Può sembrare superfluo pretendere che un accordo o un contratto sia «esigibile», ma – sulla scia dello sfondamento normativo messo in pratica dalla Fiat – le imprese intendono portare a casa una limitazione drastica del diritto di sciopero. Sotto tiro non sono le grandi scadenze nazionali (ormai molto limitate per numero e durata), ma la microconflittualità  che si mette in moto quando l’impresa «forza» unilateralmente l’interpretazione di un accordo; e quindi cerca di aumentare i ritmi, estendere l’orario di lavoro, disporre una «flessibilità » senza doverla contrattare, ecc.

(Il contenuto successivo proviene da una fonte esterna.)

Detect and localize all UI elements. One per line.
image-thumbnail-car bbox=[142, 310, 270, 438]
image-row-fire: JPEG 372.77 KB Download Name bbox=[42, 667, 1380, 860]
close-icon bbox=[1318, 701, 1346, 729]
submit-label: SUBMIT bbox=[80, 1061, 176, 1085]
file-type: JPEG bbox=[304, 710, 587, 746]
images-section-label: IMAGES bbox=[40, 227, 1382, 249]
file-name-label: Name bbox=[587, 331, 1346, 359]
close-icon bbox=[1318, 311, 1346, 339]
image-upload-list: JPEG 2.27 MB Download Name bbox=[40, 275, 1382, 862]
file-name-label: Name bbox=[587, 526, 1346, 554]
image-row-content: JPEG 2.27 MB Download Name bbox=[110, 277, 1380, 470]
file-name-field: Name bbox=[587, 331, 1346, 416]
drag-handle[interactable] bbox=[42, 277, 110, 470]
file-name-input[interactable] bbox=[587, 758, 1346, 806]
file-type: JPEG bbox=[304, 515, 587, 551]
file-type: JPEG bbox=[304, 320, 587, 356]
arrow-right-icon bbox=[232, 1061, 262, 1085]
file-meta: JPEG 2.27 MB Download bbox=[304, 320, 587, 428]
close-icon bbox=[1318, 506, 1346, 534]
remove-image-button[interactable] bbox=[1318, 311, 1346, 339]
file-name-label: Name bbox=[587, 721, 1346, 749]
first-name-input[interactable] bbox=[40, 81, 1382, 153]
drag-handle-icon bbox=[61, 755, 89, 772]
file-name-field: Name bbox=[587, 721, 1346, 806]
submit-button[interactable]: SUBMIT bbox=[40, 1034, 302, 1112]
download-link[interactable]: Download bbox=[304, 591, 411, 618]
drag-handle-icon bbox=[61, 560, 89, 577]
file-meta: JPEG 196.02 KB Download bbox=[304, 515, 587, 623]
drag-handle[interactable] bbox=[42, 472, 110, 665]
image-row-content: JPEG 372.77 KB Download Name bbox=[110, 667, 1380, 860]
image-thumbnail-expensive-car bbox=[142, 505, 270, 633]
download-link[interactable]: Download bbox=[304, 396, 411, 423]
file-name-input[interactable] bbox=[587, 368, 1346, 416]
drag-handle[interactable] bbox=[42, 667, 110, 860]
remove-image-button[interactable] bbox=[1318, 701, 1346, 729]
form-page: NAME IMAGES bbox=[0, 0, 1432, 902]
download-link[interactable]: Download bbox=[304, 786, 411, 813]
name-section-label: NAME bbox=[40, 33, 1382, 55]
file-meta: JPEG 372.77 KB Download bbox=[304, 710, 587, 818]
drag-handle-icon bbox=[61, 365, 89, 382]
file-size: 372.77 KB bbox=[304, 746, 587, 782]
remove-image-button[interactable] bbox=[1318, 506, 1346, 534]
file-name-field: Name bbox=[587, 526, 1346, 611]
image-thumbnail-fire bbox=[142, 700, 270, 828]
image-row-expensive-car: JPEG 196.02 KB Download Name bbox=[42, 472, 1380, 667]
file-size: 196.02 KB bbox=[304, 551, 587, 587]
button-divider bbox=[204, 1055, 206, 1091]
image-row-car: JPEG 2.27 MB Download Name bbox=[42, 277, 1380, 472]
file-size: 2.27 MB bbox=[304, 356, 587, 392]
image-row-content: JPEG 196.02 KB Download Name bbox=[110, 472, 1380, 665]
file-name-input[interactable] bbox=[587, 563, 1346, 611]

Per realizzare questo obiettivo – il controllo totale sulle persone fisiche che lavorano – Confindustria ha bisogno che il sindacato cambi pelle: da «rappresentante» dei lavoratori a «garante» dell’assenza di conflitto. Nelle parole ancora ieri ripetute dalla Marcegaglia, «proporrò che se un’impresa sigla un accordo con la maggioranza dei lavoratori, questo deve valere per tutti». Venerdì aveva invece detto «la maggioranza dei sindacati». E non è la stessa cosa. Se sono i lavoratori a decidere, non c’è problema nemmeno per la Fiom (che infatti chiede sempre il referendum) o addirittura per i sindacati di base. Se invece sono i sindacati, magari investiti del potere di stabilire dall’alto chi devono essere i «delegati», la situazione è opposta: i lavoratori non decidono più nulla. E non sembra che Marcegaglia si sia convertita alla linea Fiom…
Su questo punto – sarà  un caso – ieri la Uil, tramite lettera inviata a tutte le parti sociali e al governo, ha disdetto gli accordi del 1993. Quelli che, insieme alla «concertazione», regolano anche il meccanismo della rappresentanza sindacale sui luoghi di lavoro (Rsu). Il «problema della rappresentanza» è dunque a questo punto aperto anche dal punto di vista formale.
All’incontro – «probabilmente già  questa settimana, altrimenti all’inizio della prossima», ha detto la Marcegaglia – la Cgil si presenterà  con poche scelte a disposizione oltre a un secco «no». Cosa che però non impedirà  alle altre parti di sottoscrivere in tempi rapidissimi – se non già  a quel tavolo – un «avviso comune» che poi il governo (con Maurizio Sacconi, una vera fucina di idee contro i lavoratori) si incaricherà  di trasformare in legge. O almeno provarci, visto il mare agitato dentro la maggioranza di centrodestra.
La Marcegaglia però preferirebbe una «soluzione condivisa»: «un intervento del governo sui contratti e sulla rappresentanza» è possibile «solo se non si riesce a raggiungere un accordo tra tutte le parti». Lascia fuori la Cgil – 5,7 milioni di iscritti – proprio mentre dal paese sale un’ondata di partecipazione popolare che non si vedeva da decenni, può essere rischioso. Il gioco degli «accordi separati», che con questo governo è diventato la norma, potrebbe tornare insomma ben presto fuori moda. Ciò non impedisce, alle imprese, di guadagnare più terreno possibile: è stato il giornale della Fiat, ieri, a lasciar trapelare un possibile obiettivo «unitario» capace di metter d’accordo Tremonti, Confindustria e Susanna Camusso: «un appoggio ai nuovi contratti (molto più aziendali che nazionali, ndr) in cambio di meno precari» (ma non per legge…). Una proposta indecente, se è consentito esprimersi.